Litzman last week called that the plan “unprecedented” and claimed it would have direct implications for improving healthcare.
But Adatto countered that the Litzman had already announced the 960 additional beds a number of times in the past, including before the Knesset plenum, and these constituted only a third of the number of beds needed. The 2011-2012 budget already “includes the money for these beds,” she said.
As for the proposed new hospital in Ashdod, this was misleading, she said, as a private member’s bill was passed in 2002 to bring this about. But the public tender for the hospital remains open, and according to estimates, the Ashdod hospital will not open before 2020.
The Kadima MK added that the government “misled” the public regarding the increased manpower slots during the next two years, as not only doctors had to be funded but also nurses and other hospital employees. The government did not cover the cost of additional MRIs, she said, but only granted the hospitals approval to buy them; they will have to raise funds to purchase the scanners.

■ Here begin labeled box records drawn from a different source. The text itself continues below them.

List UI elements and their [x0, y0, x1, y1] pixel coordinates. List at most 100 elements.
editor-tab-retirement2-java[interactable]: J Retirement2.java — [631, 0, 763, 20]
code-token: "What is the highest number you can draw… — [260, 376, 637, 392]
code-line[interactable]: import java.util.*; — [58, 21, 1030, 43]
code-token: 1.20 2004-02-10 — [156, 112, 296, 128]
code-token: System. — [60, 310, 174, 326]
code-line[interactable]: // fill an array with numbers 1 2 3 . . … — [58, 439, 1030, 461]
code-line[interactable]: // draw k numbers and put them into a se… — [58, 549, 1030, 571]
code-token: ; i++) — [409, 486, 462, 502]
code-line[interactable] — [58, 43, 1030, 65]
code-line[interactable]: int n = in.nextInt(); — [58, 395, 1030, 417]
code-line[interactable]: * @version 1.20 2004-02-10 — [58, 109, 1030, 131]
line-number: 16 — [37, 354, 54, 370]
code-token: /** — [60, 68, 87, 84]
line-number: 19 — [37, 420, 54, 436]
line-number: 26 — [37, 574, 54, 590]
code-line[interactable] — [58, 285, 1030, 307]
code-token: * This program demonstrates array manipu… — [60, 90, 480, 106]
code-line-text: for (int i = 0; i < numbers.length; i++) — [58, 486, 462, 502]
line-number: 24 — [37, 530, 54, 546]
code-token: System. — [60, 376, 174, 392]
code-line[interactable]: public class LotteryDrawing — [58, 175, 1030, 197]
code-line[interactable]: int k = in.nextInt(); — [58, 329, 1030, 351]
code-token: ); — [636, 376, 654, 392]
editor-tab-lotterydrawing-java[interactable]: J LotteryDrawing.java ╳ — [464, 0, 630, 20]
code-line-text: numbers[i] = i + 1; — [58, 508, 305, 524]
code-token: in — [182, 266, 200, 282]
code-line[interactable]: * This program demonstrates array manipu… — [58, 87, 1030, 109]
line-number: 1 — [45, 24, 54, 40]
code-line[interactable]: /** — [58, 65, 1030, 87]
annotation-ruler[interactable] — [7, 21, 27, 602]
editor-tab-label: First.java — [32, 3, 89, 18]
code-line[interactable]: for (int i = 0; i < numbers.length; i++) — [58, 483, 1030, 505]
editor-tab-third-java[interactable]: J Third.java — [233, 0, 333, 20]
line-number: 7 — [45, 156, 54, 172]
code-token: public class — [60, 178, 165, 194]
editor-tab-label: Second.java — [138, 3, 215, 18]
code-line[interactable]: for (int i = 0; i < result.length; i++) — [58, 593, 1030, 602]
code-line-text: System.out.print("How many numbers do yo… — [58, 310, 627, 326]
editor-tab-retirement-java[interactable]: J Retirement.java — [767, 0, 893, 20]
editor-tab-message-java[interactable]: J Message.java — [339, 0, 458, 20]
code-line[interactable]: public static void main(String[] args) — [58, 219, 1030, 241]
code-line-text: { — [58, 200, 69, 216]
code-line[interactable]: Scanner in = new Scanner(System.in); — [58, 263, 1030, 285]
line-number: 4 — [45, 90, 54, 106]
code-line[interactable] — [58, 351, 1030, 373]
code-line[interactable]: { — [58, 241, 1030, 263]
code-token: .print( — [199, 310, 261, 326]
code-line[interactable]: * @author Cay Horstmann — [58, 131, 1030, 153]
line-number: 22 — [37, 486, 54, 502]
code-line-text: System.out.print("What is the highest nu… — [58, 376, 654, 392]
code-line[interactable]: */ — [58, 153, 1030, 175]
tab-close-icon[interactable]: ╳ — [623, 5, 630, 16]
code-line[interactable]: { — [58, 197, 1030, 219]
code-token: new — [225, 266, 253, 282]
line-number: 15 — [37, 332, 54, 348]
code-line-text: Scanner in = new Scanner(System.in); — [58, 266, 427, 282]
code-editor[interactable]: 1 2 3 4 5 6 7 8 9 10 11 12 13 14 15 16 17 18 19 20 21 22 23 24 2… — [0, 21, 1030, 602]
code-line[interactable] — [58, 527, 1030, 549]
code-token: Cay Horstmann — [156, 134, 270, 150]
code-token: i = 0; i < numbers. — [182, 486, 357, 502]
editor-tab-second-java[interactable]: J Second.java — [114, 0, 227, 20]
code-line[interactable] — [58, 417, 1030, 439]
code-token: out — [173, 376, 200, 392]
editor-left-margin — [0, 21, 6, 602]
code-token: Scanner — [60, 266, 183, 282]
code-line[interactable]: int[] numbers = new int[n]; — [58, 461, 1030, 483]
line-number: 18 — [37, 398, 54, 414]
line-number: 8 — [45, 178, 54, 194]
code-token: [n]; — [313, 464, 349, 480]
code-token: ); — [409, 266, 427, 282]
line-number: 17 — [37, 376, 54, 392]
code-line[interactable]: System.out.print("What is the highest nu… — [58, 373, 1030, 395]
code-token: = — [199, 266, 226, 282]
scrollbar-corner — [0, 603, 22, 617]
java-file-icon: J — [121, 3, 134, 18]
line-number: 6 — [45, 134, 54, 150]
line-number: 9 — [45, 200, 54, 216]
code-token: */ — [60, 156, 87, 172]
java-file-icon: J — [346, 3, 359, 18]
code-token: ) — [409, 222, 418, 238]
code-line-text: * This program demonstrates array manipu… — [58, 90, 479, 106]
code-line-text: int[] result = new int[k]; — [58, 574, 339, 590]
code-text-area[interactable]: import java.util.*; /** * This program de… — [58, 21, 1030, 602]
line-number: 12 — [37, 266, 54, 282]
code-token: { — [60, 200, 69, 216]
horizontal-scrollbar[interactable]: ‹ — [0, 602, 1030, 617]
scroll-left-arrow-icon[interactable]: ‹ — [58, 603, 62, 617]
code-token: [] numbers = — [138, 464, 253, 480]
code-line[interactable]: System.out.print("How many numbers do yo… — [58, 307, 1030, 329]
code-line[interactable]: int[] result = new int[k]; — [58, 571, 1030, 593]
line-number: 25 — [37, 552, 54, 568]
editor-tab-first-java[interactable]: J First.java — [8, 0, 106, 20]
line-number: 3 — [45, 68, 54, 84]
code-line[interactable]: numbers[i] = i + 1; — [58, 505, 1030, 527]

No government approval was needed to approve the opening of an IVF unit in Nahariya’s hospital, as there should be one per 300,000 residents, and “according to Israel’s population, there may be 24 units; at present, there are only 23,” Adatto said.
“In fact, the Health Ministry delayed approval for the Nahariya unit for 18 months even though the whole Western Galilee – with its 650,000 residents – doesn’t have even one.”
The Israel Medical Association commented on the vote that it “welcomed the prime minister’s and health minister’s statement on the importance of the society’s ability to treat its patients,” but declared that the approved plan “failed to bring an new and significant” boost to the public health system.
“These are the same decisions that were presented in the past,” said chairman Dr. Leonid Eidelman, and that the 960 additional beds over five years were a “tiny increase in comparison to real needs.”
Meanwhile, Deputy Prime Minister Silvan Shalom, who is in charge of developing the Galilee and Negev, declared after the vote that the shortage of surgical theaters and the number of hospital beds and of intensive care units was “catastrophic.”
He complained that the plan does not discuss the allocation of new beds and how many would be in the periphery; he therefore abstained in the vote, even though the Health Ministry press release stated that the vote on the program was “unanimous.”
Shalom said that the failure to set down which hospitals would get more beds would “lead to power struggles and demand from hospitals in the center of the country for more beds,” said Shalom, adding that the cabinet vote was “in the right direction... but doesn’t give the proper response to needs.”